Em manifestação pública nesta quarta-feira, 29, Celso de Mello, ministro aposentado do Supremo Tribunal Federal (STF), declarou que o Senado Federal incorreu em um "grave equívoco institucional" ao rejeitar a indicação de Jorge Messias, advogado-geral da União, para ocupar uma cadeira na mais alta Corte do país.
Celso de Mello, que atuou no Supremo Tribunal Federal de 1989 até 2020, avaliou que a decisão tomada pelo Senado é injustificável. Segundo ele, a rejeição da indicação não condiz com a trajetória profissional desenvolvida por Jorge Messias ao longo dos anos.
“Trata-se de grave equívoco institucional, pois o Dr.

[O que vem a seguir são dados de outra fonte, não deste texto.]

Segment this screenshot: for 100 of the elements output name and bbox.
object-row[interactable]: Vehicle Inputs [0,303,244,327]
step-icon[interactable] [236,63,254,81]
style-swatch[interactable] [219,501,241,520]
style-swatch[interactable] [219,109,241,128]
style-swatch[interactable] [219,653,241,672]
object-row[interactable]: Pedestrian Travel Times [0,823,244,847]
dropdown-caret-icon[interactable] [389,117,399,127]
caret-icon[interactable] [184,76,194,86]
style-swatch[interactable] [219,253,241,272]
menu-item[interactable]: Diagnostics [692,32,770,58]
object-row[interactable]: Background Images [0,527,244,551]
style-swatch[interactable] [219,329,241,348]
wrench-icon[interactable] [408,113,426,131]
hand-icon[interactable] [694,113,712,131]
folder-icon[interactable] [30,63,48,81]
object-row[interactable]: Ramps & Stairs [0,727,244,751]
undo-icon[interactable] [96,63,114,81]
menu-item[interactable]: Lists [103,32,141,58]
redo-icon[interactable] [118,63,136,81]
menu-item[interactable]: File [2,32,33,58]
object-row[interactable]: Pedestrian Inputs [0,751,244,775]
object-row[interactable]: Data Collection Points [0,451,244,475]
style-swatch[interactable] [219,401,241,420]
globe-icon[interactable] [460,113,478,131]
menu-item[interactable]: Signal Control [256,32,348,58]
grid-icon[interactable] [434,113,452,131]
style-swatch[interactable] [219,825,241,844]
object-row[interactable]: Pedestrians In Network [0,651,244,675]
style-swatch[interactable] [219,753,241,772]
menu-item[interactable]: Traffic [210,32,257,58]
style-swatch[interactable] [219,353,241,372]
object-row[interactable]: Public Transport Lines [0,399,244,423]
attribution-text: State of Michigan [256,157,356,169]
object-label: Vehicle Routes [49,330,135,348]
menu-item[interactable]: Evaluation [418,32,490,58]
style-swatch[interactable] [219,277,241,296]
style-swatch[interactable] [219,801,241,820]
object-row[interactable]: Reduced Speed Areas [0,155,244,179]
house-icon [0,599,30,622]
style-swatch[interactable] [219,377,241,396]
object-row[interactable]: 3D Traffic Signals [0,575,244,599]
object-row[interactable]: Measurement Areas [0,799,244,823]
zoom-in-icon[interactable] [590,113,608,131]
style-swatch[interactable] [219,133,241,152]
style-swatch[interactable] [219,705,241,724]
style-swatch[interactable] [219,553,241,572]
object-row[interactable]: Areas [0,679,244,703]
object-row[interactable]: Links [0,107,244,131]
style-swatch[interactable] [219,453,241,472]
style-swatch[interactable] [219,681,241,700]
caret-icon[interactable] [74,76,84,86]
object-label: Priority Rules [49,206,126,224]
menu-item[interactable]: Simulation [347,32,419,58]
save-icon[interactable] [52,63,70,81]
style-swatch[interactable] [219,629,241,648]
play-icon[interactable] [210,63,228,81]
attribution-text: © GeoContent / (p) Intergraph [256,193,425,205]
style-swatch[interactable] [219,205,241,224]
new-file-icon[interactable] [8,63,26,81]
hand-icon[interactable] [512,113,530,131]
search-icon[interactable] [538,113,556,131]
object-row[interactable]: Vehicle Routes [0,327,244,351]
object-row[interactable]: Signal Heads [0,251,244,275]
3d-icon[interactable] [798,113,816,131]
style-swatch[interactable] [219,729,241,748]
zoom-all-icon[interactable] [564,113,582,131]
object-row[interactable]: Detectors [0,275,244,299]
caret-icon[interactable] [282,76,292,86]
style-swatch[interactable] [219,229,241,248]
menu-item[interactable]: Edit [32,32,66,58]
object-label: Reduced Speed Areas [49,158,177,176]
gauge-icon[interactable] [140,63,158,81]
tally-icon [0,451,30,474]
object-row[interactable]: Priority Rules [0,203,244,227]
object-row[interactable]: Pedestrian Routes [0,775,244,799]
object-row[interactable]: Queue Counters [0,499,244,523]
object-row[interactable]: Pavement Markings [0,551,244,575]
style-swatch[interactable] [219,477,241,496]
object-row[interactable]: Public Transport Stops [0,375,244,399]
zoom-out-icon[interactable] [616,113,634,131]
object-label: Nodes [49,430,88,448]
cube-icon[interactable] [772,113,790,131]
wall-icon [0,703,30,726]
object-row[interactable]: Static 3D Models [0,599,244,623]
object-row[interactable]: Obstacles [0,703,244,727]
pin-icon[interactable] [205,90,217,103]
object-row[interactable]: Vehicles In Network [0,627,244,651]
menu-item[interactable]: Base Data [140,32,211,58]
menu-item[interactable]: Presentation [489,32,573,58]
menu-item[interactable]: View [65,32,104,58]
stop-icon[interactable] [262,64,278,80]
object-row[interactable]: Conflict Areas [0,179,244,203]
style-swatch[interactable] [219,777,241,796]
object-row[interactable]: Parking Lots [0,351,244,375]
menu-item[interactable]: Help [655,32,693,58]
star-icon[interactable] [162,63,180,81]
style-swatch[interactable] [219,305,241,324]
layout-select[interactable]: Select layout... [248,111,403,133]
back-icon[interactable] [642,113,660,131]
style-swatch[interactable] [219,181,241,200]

Jorge Messias reúne, de modo pleno, os requisitos que a Constituição da República exige para a legítima investidura no cargo de ministro da Suprema Corte”, disse Mello.
O ministro aposentado enfatizou que, em sua análise, não há fundamento legítimo para que o Senado Federal tenha reprovado a indicação encaminhada pelo presidente Luiz Inácio Lula da Silva para o Supremo Tribunal Federal.
Celso de Mello acrescentou ainda que considera a decisão do Senado Federal como profundamente infeliz, observando que, com essa deliberação, perdeu-se a oportunidade de incluir no Supremo Tribunal Federal um jurista de perfil sério, devidamente preparado, com vasta experiência e comprometimento nítido com os valores fundamentais do Estado Democrático de Direito.
A rejeição à indicação ocorreu no início da noite, quando o plenário do Senado não aprovou a proposta do presidente Lula para que Jorge Messias assumisse a vaga deixada após a aposentadoria do ministro Luís Roberto Barroso.